Dans un communiqué, Constant Mutamba, ministre congolais de la Justice, parle d’une implication dans une affaire de « haute trahison ». Le gouvernement accuse « Joseph Kabila et les responsables du Parti du peuple pour la reconstruction et la démocratie (PPRD) de participer à l’agression menée par le Rwanda, à travers le mouvement terroriste AFC/M23 ». « Il a été requis de procéder à la saisie de l’ensemble de leurs biens mobiliers et immobiliers », rapporte le texte.
Quelques minutes avant, Jacquemain Shabani, ministre congolais de l’Intérieur, a suspendu les activités du PPRD, promettant de saisir le parquet près la Cour constitutionnelle pour porter les faits ».
Il dénonce le supposé retour de l’ancien chef de l’Etat, annoncé depuis hier à Goma. Ferdinand Kambere, secrétaire permanent adjoint du PPRD, a rejeté cette information, arguant que Joseph Kabila n’est pas à Goma. « Non, qui a dit que Joseph Kabila est à Goma ? Qu’ils nous apportent des preuves de sa présence à Goma. Aucune de nos sources à Goma ne nous indique que Joseph Kabila est à Goma », a-t-il réagi au micro de la radio TopCongo.

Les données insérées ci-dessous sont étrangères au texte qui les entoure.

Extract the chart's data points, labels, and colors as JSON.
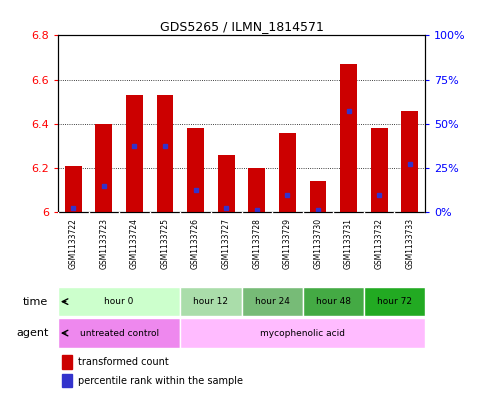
{
  "title": "GDS5265 / ILMN_1814571",
  "samples": [
    "GSM1133722",
    "GSM1133723",
    "GSM1133724",
    "GSM1133725",
    "GSM1133726",
    "GSM1133727",
    "GSM1133728",
    "GSM1133729",
    "GSM1133730",
    "GSM1133731",
    "GSM1133732",
    "GSM1133733"
  ],
  "red_top": [
    6.21,
    6.4,
    6.53,
    6.53,
    6.38,
    6.26,
    6.2,
    6.36,
    6.14,
    6.67,
    6.38,
    6.46
  ],
  "blue_pos": [
    6.02,
    6.12,
    6.3,
    6.3,
    6.1,
    6.02,
    6.01,
    6.08,
    6.01,
    6.46,
    6.08,
    6.22
  ],
  "ymin": 6.0,
  "ymax": 6.8,
  "yticks_left": [
    6.0,
    6.2,
    6.4,
    6.6,
    6.8
  ],
  "ytick_labels_left": [
    "6",
    "6.2",
    "6.4",
    "6.6",
    "6.8"
  ],
  "yticks_right_vals": [
    0,
    25,
    50,
    75,
    100
  ],
  "ytick_labels_right": [
    "0%",
    "25%",
    "50%",
    "75%",
    "100%"
  ],
  "bar_color": "#cc0000",
  "blue_color": "#3333cc",
  "time_groups": [
    {
      "label": "hour 0",
      "start": 0,
      "end": 4,
      "color": "#ccffcc"
    },
    {
      "label": "hour 12",
      "start": 4,
      "end": 6,
      "color": "#aaddaa"
    },
    {
      "label": "hour 24",
      "start": 6,
      "end": 8,
      "color": "#77bb77"
    },
    {
      "label": "hour 48",
      "start": 8,
      "end": 10,
      "color": "#44aa44"
    },
    {
      "label": "hour 72",
      "start": 10,
      "end": 12,
      "color": "#22aa22"
    }
  ],
  "agent_groups": [
    {
      "label": "untreated control",
      "start": 0,
      "end": 4,
      "color": "#ee88ee"
    },
    {
      "label": "mycophenolic acid",
      "start": 4,
      "end": 12,
      "color": "#ffbbff"
    }
  ],
  "legend_red": "transformed count",
  "legend_blue": "percentile rank within the sample",
  "bar_width": 0.55,
  "base": 6.0
}
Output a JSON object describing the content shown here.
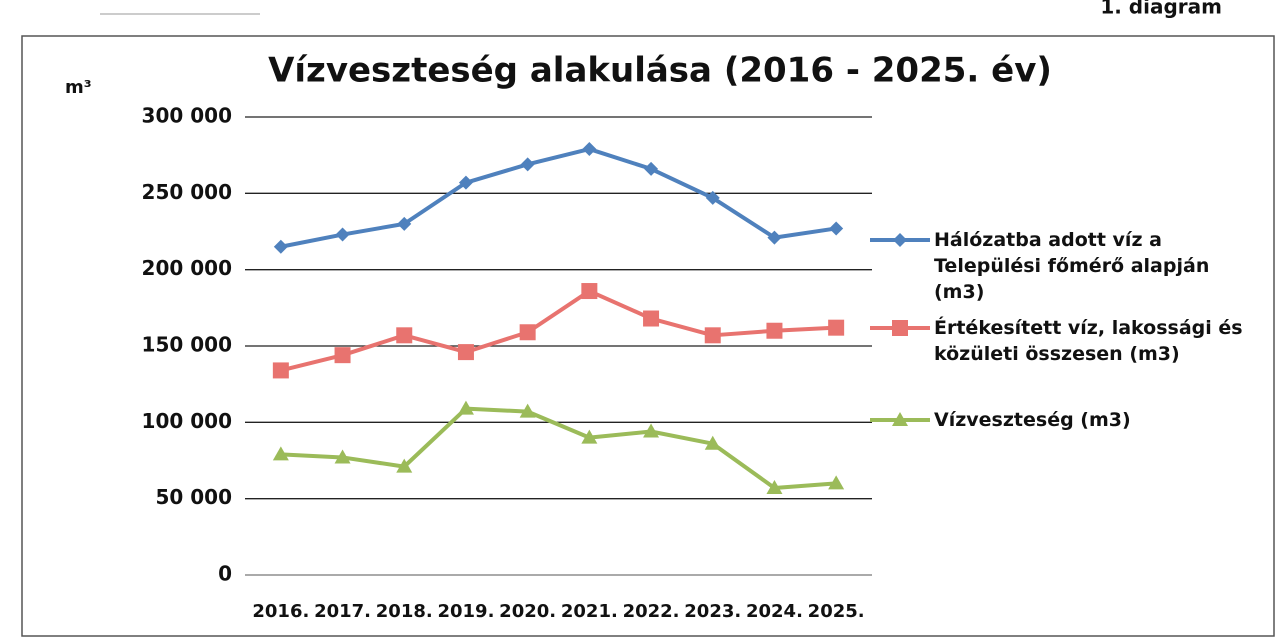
{
  "page_label": "1. diagram",
  "chart_data": {
    "type": "line",
    "title": "Vízveszteség alakulása (2016 - 2025. év)",
    "y_label": "m³",
    "categories": [
      "2016.",
      "2017.",
      "2018.",
      "2019.",
      "2020.",
      "2021.",
      "2022.",
      "2023.",
      "2024.",
      "2025."
    ],
    "series": [
      {
        "name": "Hálózatba adott víz a Települési főmérő alapján (m3)",
        "color": "#4f81bd",
        "marker": "diamond",
        "values": [
          215000,
          223000,
          230000,
          257000,
          269000,
          279000,
          266000,
          247000,
          221000,
          227000
        ]
      },
      {
        "name": "Értékesített víz, lakossági és közületi összesen (m3)",
        "color": "#e8736f",
        "marker": "square",
        "values": [
          134000,
          144000,
          157000,
          146000,
          159000,
          186000,
          168000,
          157000,
          160000,
          162000
        ]
      },
      {
        "name": "Vízveszteség (m3)",
        "color": "#9bbb59",
        "marker": "triangle",
        "values": [
          79000,
          77000,
          71000,
          109000,
          107000,
          90000,
          94000,
          86000,
          57000,
          60000
        ]
      }
    ],
    "ylim": [
      0,
      300000
    ],
    "yticks": [
      0,
      {
        "value": 50000,
        "label": "50 000"
      },
      {
        "value": 100000,
        "label": "100 000"
      },
      {
        "value": 150000,
        "label": "150 000"
      },
      {
        "value": 200000,
        "label": "200 000"
      },
      {
        "value": 250000,
        "label": "250 000"
      },
      {
        "value": 300000,
        "label": "300 000"
      }
    ],
    "grid": true,
    "legend": "right"
  }
}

Toutefois, l’entourage de Joseph Kabila assure qu’il doit s’adresser à la nation très prochainement. Entre-temps, des perquisitions ont été menées dans une propriété de l’ancien chef de l’Etat. Une opération qui est intervenue après que le président Tshisekedi a accusé son prédécesseur d’être lié à l’AFC-M23, actif dans la région du Kivu, où il contrôle les villes de Goma et de Bukavu.